Fallacies of AI Driven Coding
A few days ago, DeepMind (acquired by Google in 2014) released AlphaCode and self-published a paper explaining how their artificial intelligence (AI) can “understand” a programming contest task written in English and then write a Python, Java or C++ program, which would work in about 30% of cases. Earlier last year OpenAI ($1B-funded by Microsoft in 2019) released Codex and published a paper, claiming that their AI can also solve around 30% of the programming tasks it was tested with. Wired, the Financial Times, The Verge and many others have already announced the victory: AI will replace programmers and we are all going to lose our jobs.
I would identify five beliefs about AI and its code-writing abilities, which, in my opinion, are fundamental fallacies:
AI writes code (NOT!)
It’s not true. Neither AlphaCode nor Codex write code. Instead, they find it. According to the AlphaCode paper, “generating code that solves a specific task requires searching in a huge structured space of programs.” Even though Machine Learning (ML) makes searching faster, it doesn’t make it writing. As far as I understand (the paper is pretty vague on the exact details of model training), they turn descriptions of programming tasks into sequences of numbers (tokenized characters!) and then label them with solutions found … in GitHub or Codeforces open repositories. Then they ask the model to find the best solution for the vector of characters in question. Saying that they write code is similar to saying that Google draws pictures of cats when I search for a “black cat.”
AI understands requirements in a natural language (NOT!)
It doesn’t really understand anything. Neither AlphaCode nor Codex analyze the semantics of the input. Whether it says “draw a green line” or “save a file,” the AI sees just two sequences of characters: of length 17 and 11 respectively. It doesn’t know what “green” means nor how it’s different from a “file.” They tokenize text into vectors. If they used CNL it would be understanding, but they don’t.
AI pair-programs with a human (NOT!)
We may expect AI not to entirely replace us programmers, but instead help us write certain blocks of code: Copilot (released by GitHub in 2021) is a notable example, powered by the same Codex. A few months ago I got an early access to Codex and played a bit with its features. My impression, as a programmer, was that it was neither able to write an entire program nor did the blocks of code it produced in response to my requests fit together. They were syntactically valid and implemented the functionality requested, but the AI was falling short in combining them the way I, a human, might agree to maintain them later.
AI autocompletes, that’s why they can write (NOT!)
Indeed, there are a few products which do code autocompletion with the use of ML, for example Codota, Tabnine, and Kite. However, they don’t work with natural languages. These are two different research problems: 1) how to autocomplete an existing program with known functionality and an already existing AST, and 2) how to turn natural language text into an AST. As far as I understand, they don’t and never will overlap.

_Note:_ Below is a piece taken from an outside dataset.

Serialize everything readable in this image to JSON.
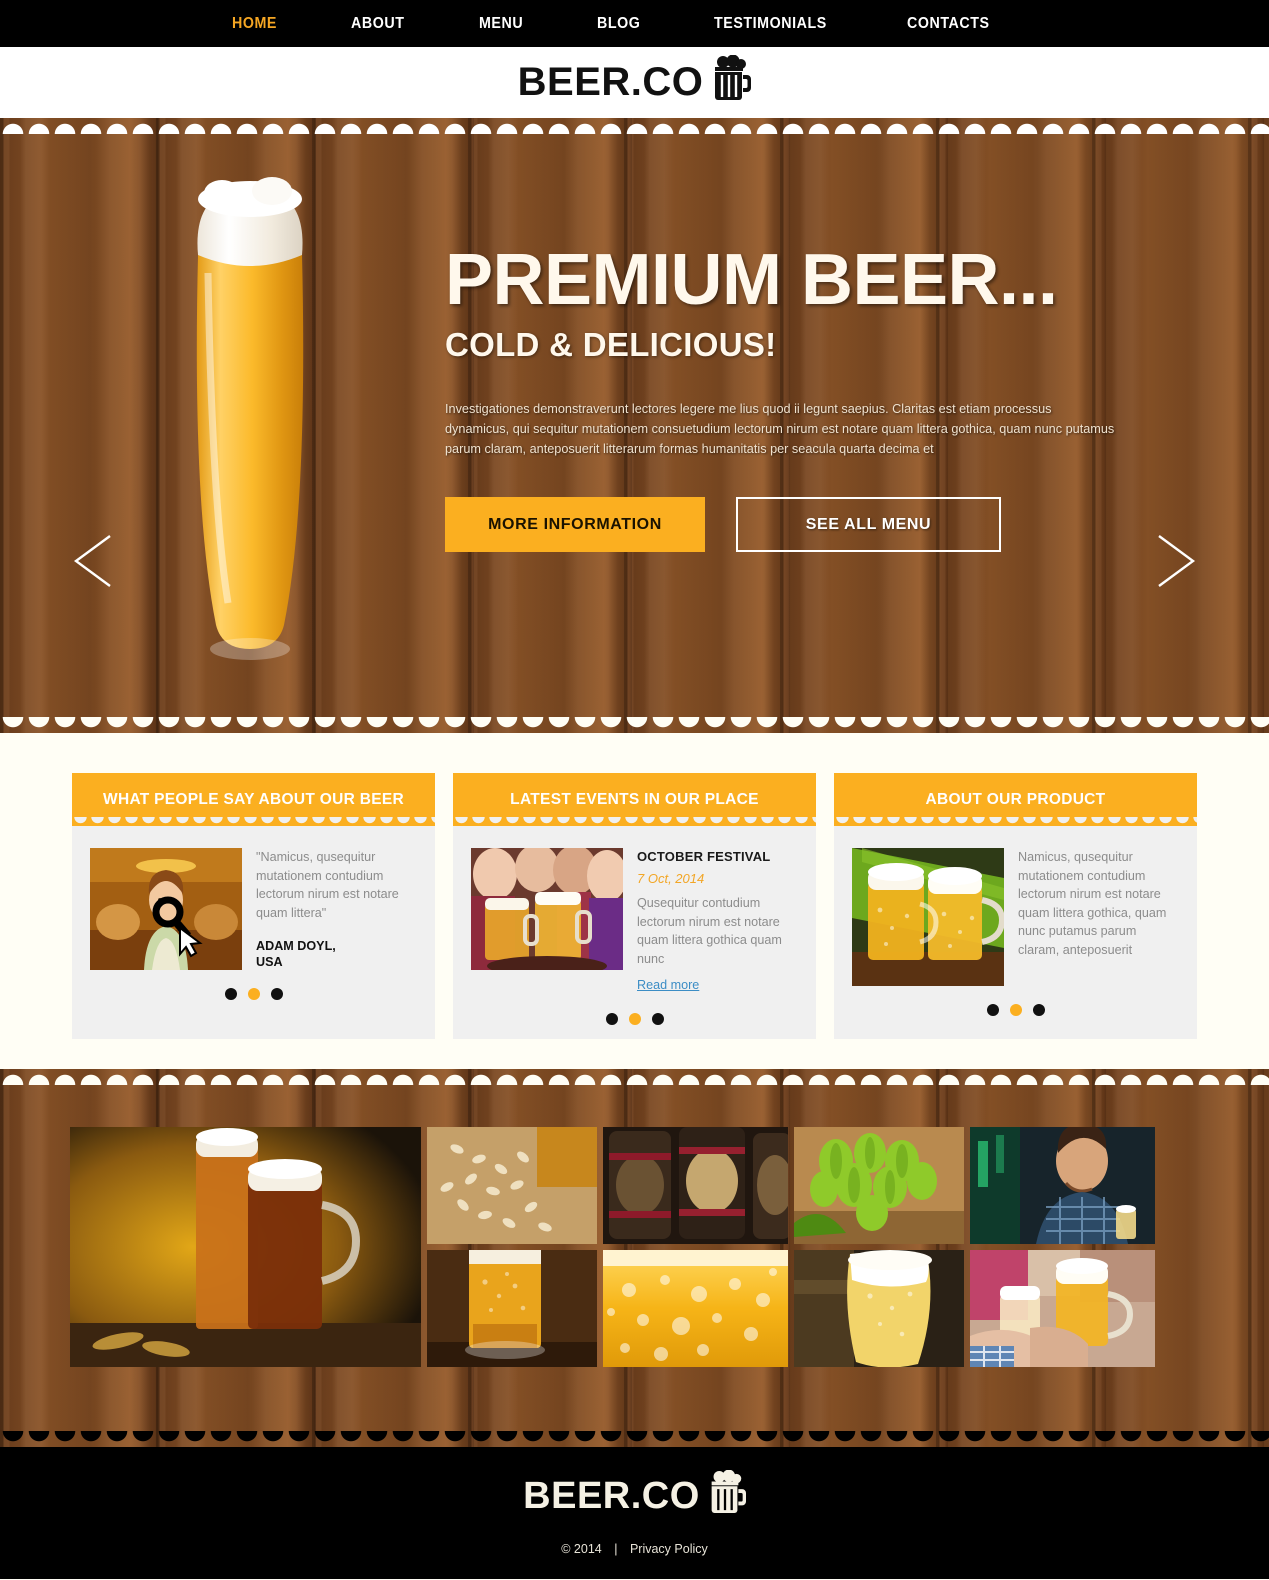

AI just needs time to mature (NOT!)
Some believe that AI will replace programmers, but “that day won’t arrive any time soon.” However, it seems to me that it’s not a matter of maturity. The very direction researchers of OpenAI and DeepMind are trying to pursue is a dead end. ML is just not the right tool to turn unstructured English text into a well-structured AST which is parseable by C++ compiler. To do this we need the AI to learn the semantics of the natural language and then, using creativity and imagination, create all necessary AST elements in the right order. I simply don’t believe that ML is the right technology for this.
To conclude, ML will never write our code, because … it’s just not the right tool for the job. However, it may be suitable for other things, like autocompletion, refactoring, bug fixing, optimization, and so on. I’m particularly interested in automated refactoring: imagine a large legacy code base given to AI, which improves certain parts of it, making the code faster, safer, more readable, or shorter. Maybe it will even upgrade the code to newer frameworks, SDKs, and dependencies. This is where ML already helps and will help more, improving existing ASTs.

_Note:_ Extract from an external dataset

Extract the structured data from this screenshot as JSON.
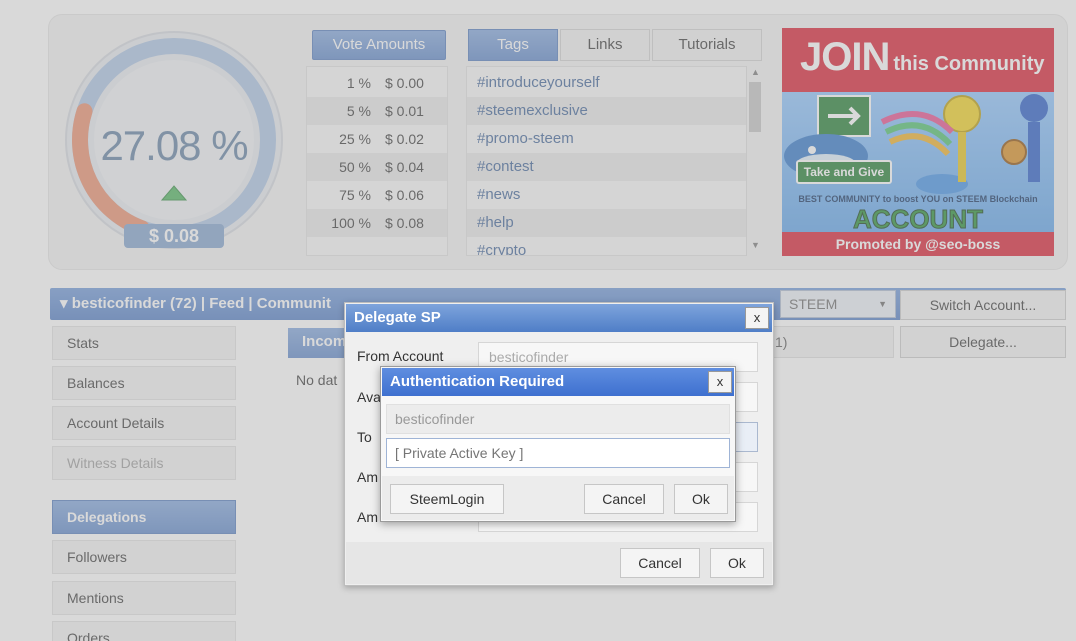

Trying to apply ML to code generating is a road to nowhere, which only wastes resources and … boosts stocks of Google and Microsoft.
Besides, how much good will it do to the industry if programmers write code mostly by finding samples on the Internet, copying, and sticking them together? Many of them already do that even without AI. The analysis recently done by Stack Overflow demonstrates that “the higher a user’s reputation, the less often they are copying.” Less skilful programmers tend to copy. Is this a good tendency? Do we want AI to push it further?
Will AI ever be able to write code by reading natural language requirements? Yes, it will. When we invent artificial creativity.